Gegenwärtig erkennt man an der Corona-Pandemie, wie fundamental die Auswirkungen auf Unternehmen sein können. Vor zwei Jahren hätte man sich wohl noch nicht vorstellen können, dass jetzt an sehr vielen Stellen darüber diskutiert wird, ob und wie die weltweiten Lieferketten und –netze der deutschen Industrie, die über Jahrzehnte entstanden sind und meist mit komplizierteren Verflechtungen einhergehen, zurückentwickelt werden sollten. In einer großen Tageszeitung war zu lesen: „Ökonomen für neues deutsches „Geschäftsmodell““.

Tangiert sind nicht nur die Produktionsbetriebe im deutschsprachigen Raum, sondern auch Logistik-Unternehmen (z. B. Frachtschifffahrt, Häfen), internationaler Handel, Finanzinstitute, Steuerberater). Auch staatliche Verwaltungsinstanzen und Gesetzgeber auf mehreren Ebenen (EU, Deutschland) müssen sich mit der Thematik befassen.

Während der ersten Überlegungen und konkreteren Planungen treten Bedarfe an Entscheidungsunterstützungs-Methoden-Daten auf. Zu denken wäre an einen großen „Werkzeugkasten“ (Entscheidungsunterstützungssystem/EUS), der aus den beiden Teilen Methodenbank und Datenbank besteht.

In der Methodenbank müssten sehr umfangreiche Sammlungen von Verfahren zur Modellierung der Ausgangslage und von aus den Diskussionen hervorgehenden Alternativ-Lösungen, zur Simulation, zu Prognosen (Sensitivitätsanalyse/„What-if“ und Zielrechnungen/“How-to-achieve“) sowie zu Investitionsrechnungen unter Unsicherheit abgelegt sein.
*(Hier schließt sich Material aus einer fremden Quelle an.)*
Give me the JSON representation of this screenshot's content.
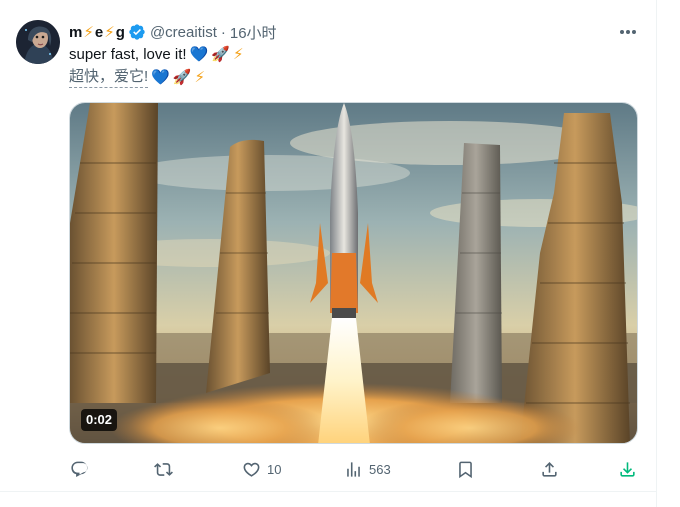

Die Dispositions- und Optimierungsrechnungen zum Management von Liefernetzen und –ketten (Supply Chain Management) werden in BWL (Logistik) und Wirtschaftsinformatik schon seit Jahrzehnten erforscht; dementsprechend ist auch bei den Software-Paketen eine gute Grundlage gegeben, z. B. mySAP SCM/APO. Was Funktionsumfang und Komplexität derartiger Hilfsmittel angeht, wären freilich Erweiterungen notwendig, ebenso Module, die die unmittelbare Verwendung in Gruppen, etwa Vorstands- und Aufsichtsrats-Gremien, erleichtern (z. B. Umwandlung von Ergebnissen in Form von Zahlen in Grafiken unter Angabe von möglichen Schlussfolgerungen (Diagnose, Therapie-Prognose)).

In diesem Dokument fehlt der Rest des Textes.